Stifel analysts cite the potential for Chipotle’s comparable sales to surpass expectations throughout the current year as a key factor for the upgrade. They anticipate a 7.0-8.0% rise above the current consensus earnings per share (EPS) estimate of $1.30 for 2025. The company has demonstrated strong growth momentum, with revenue increasing by 14.6% in the last twelve months and maintaining a healthy gross profit margin of 40.5%.

The optimism towards Chipotle’s stock is also due to a perceived buying opportunity following a recent pullback in share prices. Since the publication of Loop Capital’s focus report on February 19, 2025, Chipotle’s shares have experienced a nearly 10% decline. This pullback is seen as an attractive entry point for investors. InvestingPro analysis reveals the stock is trading near its 52-week low, with 17 additional exclusive ProTips available to subscribers for deeper market insights.

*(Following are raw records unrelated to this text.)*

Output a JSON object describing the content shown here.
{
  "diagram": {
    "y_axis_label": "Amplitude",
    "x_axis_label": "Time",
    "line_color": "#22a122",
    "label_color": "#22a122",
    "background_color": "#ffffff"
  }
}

The focus report from last month had already hinted at the upside potential for Chipotle’s earnings, and the recent price movement has only bolstered Loop Capital’s confidence in the stock’s prospects.

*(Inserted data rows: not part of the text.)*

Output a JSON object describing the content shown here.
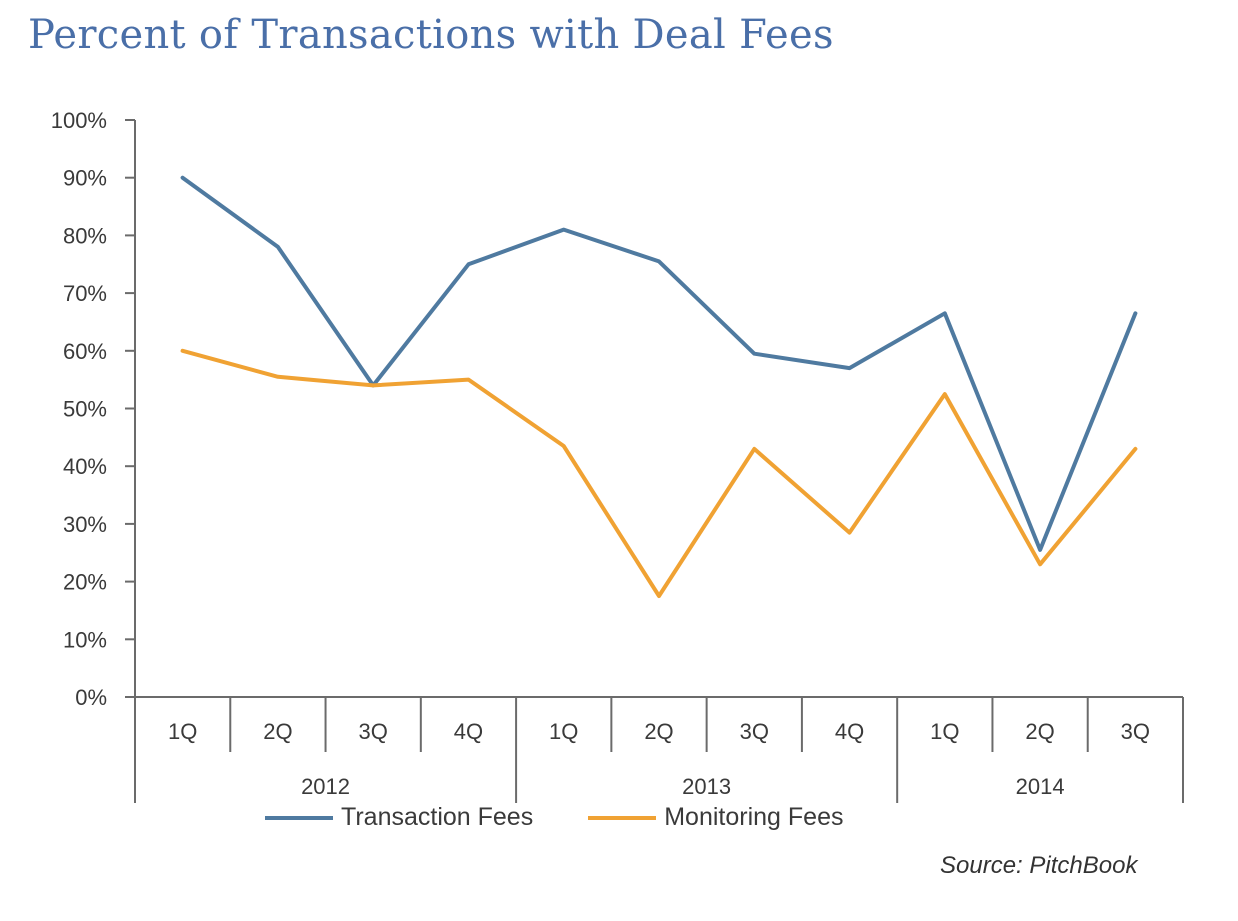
{
  "chart_data": {
    "type": "line",
    "title": "Percent of Transactions with Deal Fees",
    "categories": [
      "1Q",
      "2Q",
      "3Q",
      "4Q",
      "1Q",
      "2Q",
      "3Q",
      "4Q",
      "1Q",
      "2Q",
      "3Q"
    ],
    "groups": [
      {
        "label": "2012",
        "count": 4
      },
      {
        "label": "2013",
        "count": 4
      },
      {
        "label": "2014",
        "count": 3
      }
    ],
    "ylim": [
      0,
      100
    ],
    "yticks": [
      "0%",
      "10%",
      "20%",
      "30%",
      "40%",
      "50%",
      "60%",
      "70%",
      "80%",
      "90%",
      "100%"
    ],
    "ytick_values": [
      0,
      10,
      20,
      30,
      40,
      50,
      60,
      70,
      80,
      90,
      100
    ],
    "series": [
      {
        "name": "Transaction Fees",
        "color": "#4f7aa0",
        "values": [
          90,
          78,
          54,
          75,
          81,
          75.5,
          59.5,
          57,
          66.5,
          25.5,
          66.5
        ]
      },
      {
        "name": "Monitoring Fees",
        "color": "#f0a233",
        "values": [
          60,
          55.5,
          54,
          55,
          43.5,
          17.5,
          43,
          28.5,
          52.5,
          23,
          43
        ]
      }
    ],
    "grid": false,
    "legend_position": "bottom",
    "source": "Source: PitchBook"
  }
}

Chipotle’s stock upgrade reflects Loop Capital’s positive outlook on the company’s future financial performance, driven by sustained sales growth and favorable market conditions. Investors may now watch closely as the company strives to meet these heightened expectations in the coming year.

In other recent news, Chipotle Mexican Grill has been in the spotlight with several key developments. RBC Capital Markets adjusted its outlook on Chipotle, reducing the price target from $75.00 to $70.00 while maintaining an Outperform rating, citing challenges affecting the company’s 2025 financial guidance. The fourth-quarter report revealed weaker-than-expected same-store sales growth, with projections of low to mid-single-digit increases, contrasting with a market consensus of 5.4%. Despite these challenges, RBC Capital remains optimistic about potential improvements in the second half of 2025.

Morgan Stanley (NYSE:MS) upgraded Chipotle’s stock rating to Overweight, raising the price target to $70.00 from $65.00, highlighting the company’s strategies and technological advancements as key factors for future success. UBS also maintained a Buy rating with a $70.00 price target, expressing confidence in Chipotle’s growth potential despite mixed fourth-quarter results and cautious guidance for 2025. The firm anticipates strong margin expansion in the latter half of the year.

Additionally, Chipotle announced plans to hire 20,000 employees for its busiest period, "Burrito Season," using AI to streamline the hiring process. This initiative aligns with the company’s long-term goal of expanding to 7,000 restaurants in North America. The recent developments underscore Chipotle’s focus on menu innovation, digital sales, and operational growth, which remain central to its strategy in the competitive fast-casual dining market.